For the frozen drink officianado, cracked ice is the ideal for any frozen daiquiri or colada. Smaller in size and easier to blend, it won’t clog your blender or dull the mixing blades. And if you’re chompin’ at the bit to create a blended drink, start with 1 ⅔ cups of cracked ice to create the perfectly blended beverage.
Adding Texture to Cocktails
Texture has a tremendous impact on cocktails and cracked ice provides a mouthfeel that’s somewhere between a slurpee and a cube. Now I fully acknowledge that this is entirely subjective, but a big block of ice tickling the end of my nose is not something I enjoy.
How to Crack Ice
Thankfully the process of cracking ice is not all that complex, but you can approach it in a couple different ways. If you have an automatic icemaker with in-door dispenser then you’re fortunate, but let’s focus on a couple manual techniques on how to crack ice:
Technique: Brute Force
If you’ve got a number of drinks to prepare, the brute force ice cracking method is probably your best option. Style and sophistication are not involved here where essentially you’re beating the crap out of a bag of ice.

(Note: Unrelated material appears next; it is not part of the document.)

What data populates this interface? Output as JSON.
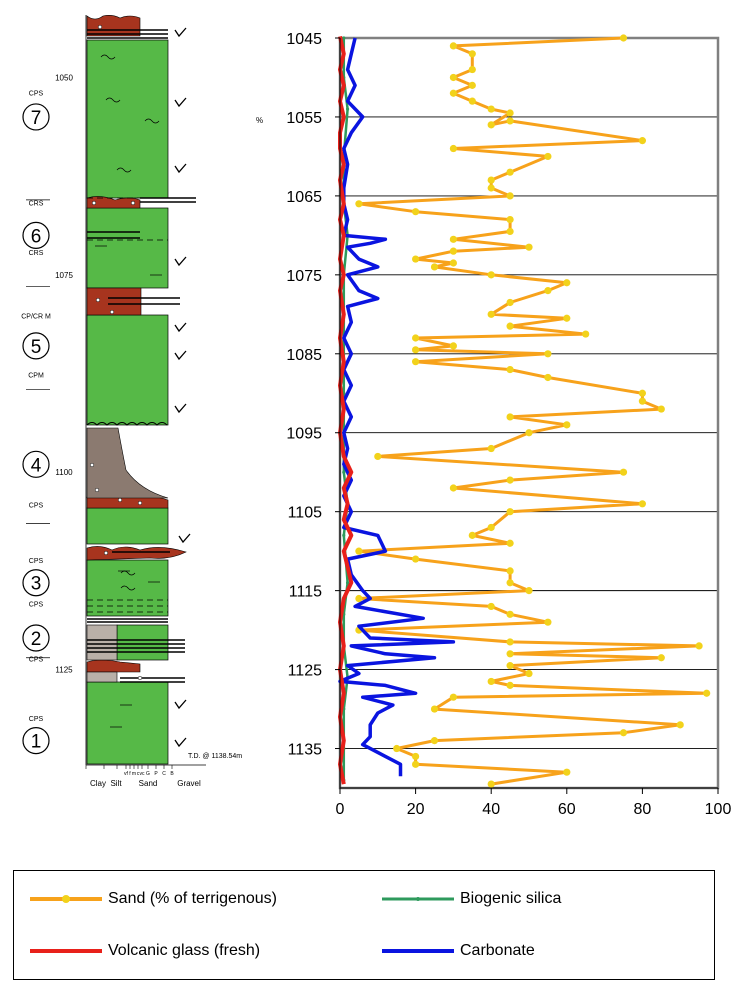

Well that may a bit of an overstatement … because there is some technique involved. Here are the basic steps:
- Place Two Handsfull of Ice Into a Bag (preferably cloth)
- Lightly Crack the Ice With a Hammer, Tenderizing Mallet or Heavy Object
- Store Immediately in a Chilled Container
If you need to prepare cracked ice for frozen drinks this method isn’t pretty, but it’ll save lots of time. And if you want to look like what you’re doing, get an old school wooden ice mallet and Lewis bag.
Technique: Suave and Debonair
If you’re just looking to crack ice for few drinks and maybe do it with a little flair, The Suave and Debonair Method is the ticket. Essentially it’s cracking ice cubes by hand.
The basic technique is to place an ice cube in your hand and crack it with a bar spoon, but it’s seldom that easy. Steps in the process include:
- Place an Ice Cube in Your Non-Dominant Hand
- Quickly Crack the Cube with Your Favorite Implement (Bar Spoon, Teaspoon, etc…)
- Place the Ice in a Chilled Glass, Mixing Cup or Container
Yes you can use the back of a bar spoon or another item, but if you want to simplify the process and look cool doing it I recommend the Tap Icer. A classic piece of 1950s bar technology, the Tap Icer is a small weight on the end of a long, flexible handle. So with the simple flip of a wrist you can generate maximum ice cracking power.
Tips to Crack Ice
No matter if you’re making cocktails for a dozen people or just a few friends, you can improve your bartending experience and your guests drinks with a few of these tips for cracking ice:
Don’t Use Sweaty Ice – Start with cold ice, because it’ll crack more easily and won’t disintegrate into mush.
Avoid Contact with Warm Hands – Yes manually cracking ice requires handling ice, but keep it to a minimum.
Keep the Ice Tools Cold – Chill bar spoons and other tools to minimize exposure to heat. In fact, I normally try to chill glassware, mixing cups and containers beforehand.
Minimize “Shrapnel” – Whether applying the Brute Force or Suave and Debonair method, there’s usually a little “shrapnel” involved.So when cracking ice place a thin cloth or dish towel over the cubes to minimize flying debris. I’ve even cut down an old pillow case in the past.